Tuesday, December 20, 2011

What Should Your Pastor Be Doing?

2 Timothy 2:15...Study to show thyself approved unto God. A workman that needeth not to be ashamed, rightly dividing the word of truth. 



I have come to learn in ministry that there are many strains of thought as to what a pastor ought to be doing. The society of churches have a thought as to what a pastor ought to be busy doing, individual congregations have thoughts on what a pastor ought to be doing, church boards have their thoughts on the matter, the pastor has his own thoughts and then there is what God says he ought to be doing. These thoughts can differ from group to group but there is one thing that I think every group agrees upon. That as a man of God He ought to study and know the counsels of God that he might lead those in his charge in such a way that God would be glorified in them. A dear brother, friend and fellow pastor whom many know from  Proclamation Social Gospel and Gospel Fellowship Chapel gave me this past weekend what I believe to be one of the best explanations of the primary work of any one bearing the calling of a pastor. I would like to share it with you in it's entirety as he gave it to me. 


This is a plan suggested by an anonymous parishioner and cited in Rediscovering Expository Preaching ( John MacArthur and the Master's Seminary Faculty, 1992, Word Publishing, pp. 348-349).

Fling him into his office. Tear the "Office" sign from the door, and nail on the sign, "Study." Take him off the mailing list. Lock him up with his books and his typewriter and his Bible. Slam him down on his knees before texts and broken hearts and the flock of lives of a superficial flock and a holy God.

Force him to be the one man in our surfeited communities who know about God. Throw him into the ring to box with God until he learns how short his arms are. Engage him to wrestle with God all night through. And let him come out only when  he's bruised and beaten into being a blessing.

Shut his mouth forever spouting remarks, and stop his tongue forever tripping lightly over every nonessential. Require him to have something to say before he dares break the silence. Bend his knees in the lonesome valley.

Burn his eyes with weary study. Wreck his emotional poise with worry for God. And make him change his pious stance for a humble walk with God and man. Make him spend and be spent for the glory of God. Rip out his telephone. Burn up his ecclesiastical success sheets.

Put water in his gas tank. Give him a Bible and tie him to the pulpit. And make him preach the Word of the living God.

Test him. Quiz him. Examine him. Humiliate him for his ignorance of things divine. Shame him for his good comprehension of finances, batting averages, and political in-fighting. Launch  at his frustrated effort to play psychiatrist. Form a choir and raise a chant and haunt him with it night and day, "Sir, we would see Jesus."

When at long last he dares assay the pulpit, ask him if he has a word from God. If he does not, then dismiss him. Tell him you can read the morning paper and digest the television commentaries, and think through the day's superficial problems, and manage the community's  weary drives, and bless the sordid baked potatoes and green beans, ad infinitum, better than he can. 

Command him not to come back until he's read and reread, written and rewritten, until he can stand up and say, "Thus saith the Lord."

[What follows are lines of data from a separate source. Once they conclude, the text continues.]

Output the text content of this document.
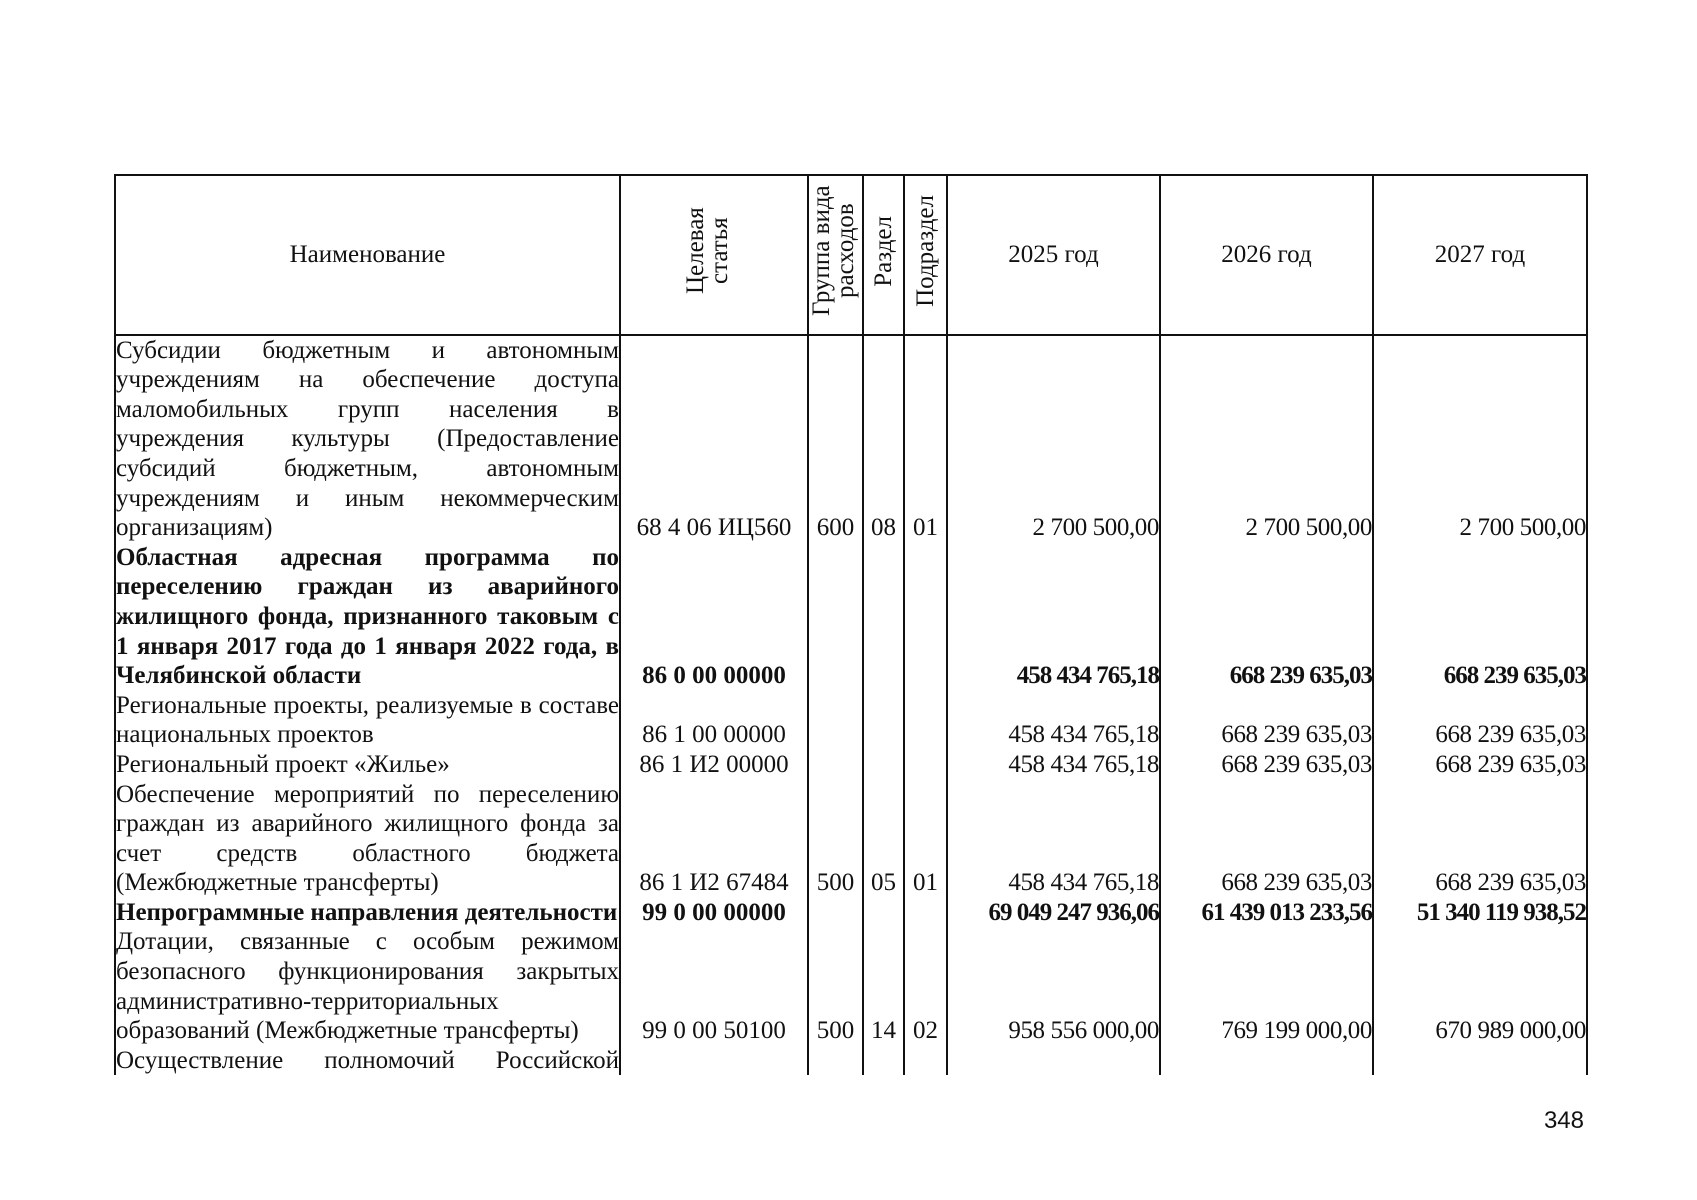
Наименование	Целевая статья	Группа вида расходов	Раздел	Подраздел	2025 год	2026 год	2027 год
Субсидии бюджетным и автономным учреждениям на обеспечение доступа маломобильных групп населения в учреждения культуры (Предоставление субсидий бюджетным, автономным учреждениям и иным некоммерческим организациям)	68 4 06 ИЦ560	600	08	01	2 700 500,00	2 700 500,00	2 700 500,00
Областная адресная программа по переселению граждан из аварийного жилищного фонда, признанного таковым с 1 января 2017 года до 1 января 2022 года, в Челябинской области	86 0 00 00000				458 434 765,18	668 239 635,03	668 239 635,03
Региональные проекты, реализуемые в составе национальных проектов	86 1 00 00000				458 434 765,18	668 239 635,03	668 239 635,03
Региональный проект «Жилье»	86 1 И2 00000				458 434 765,18	668 239 635,03	668 239 635,03
Обеспечение мероприятий по переселению граждан из аварийного жилищного фонда за счет средств областного бюджета (Межбюджетные трансферты)	86 1 И2 67484	500	05	01	458 434 765,18	668 239 635,03	668 239 635,03
Непрограммные направления деятельности	99 0 00 00000				69 049 247 936,06	61 439 013 233,56	51 340 119 938,52
Дотации, связанные с особым режимом безопасного функционирования закрытых административно-территориальных образований (Межбюджетные трансферты)	99 0 00 50100	500	14	02	958 556 000,00	769 199 000,00	670 989 000,00
Осуществление полномочий Российской							
348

Break him across the board of his ill-gotten popularity. Smack him hard with his own prestige. Corner him with questions about God. Cover him with demands for celestial wisdom. And give him no escape until he's back against the wall of the Word. 

And sit down before him and listen to the only word he has left - God's word. Let him be totally ignorant of the down-street gossip, but give him a chapter and order him to walk around it, camp on it, sup with it, and come at last to speak it backward and forward, until all he says about it rings with the truth of eternity.

And when he's burnt out with the flaming Word, when he's consumed at last by the fiery grace blazing through him, and when he's privileged to translate the truth of God to man, finally transferred from earth to heaven, then bear him away gently and blow a muted trumpet and lay him down softly. Place a two-edged sword in his coffin, and raise the tomb triumphant. For he was a brave soldier of the Word. And ere he died, he had become a man of God.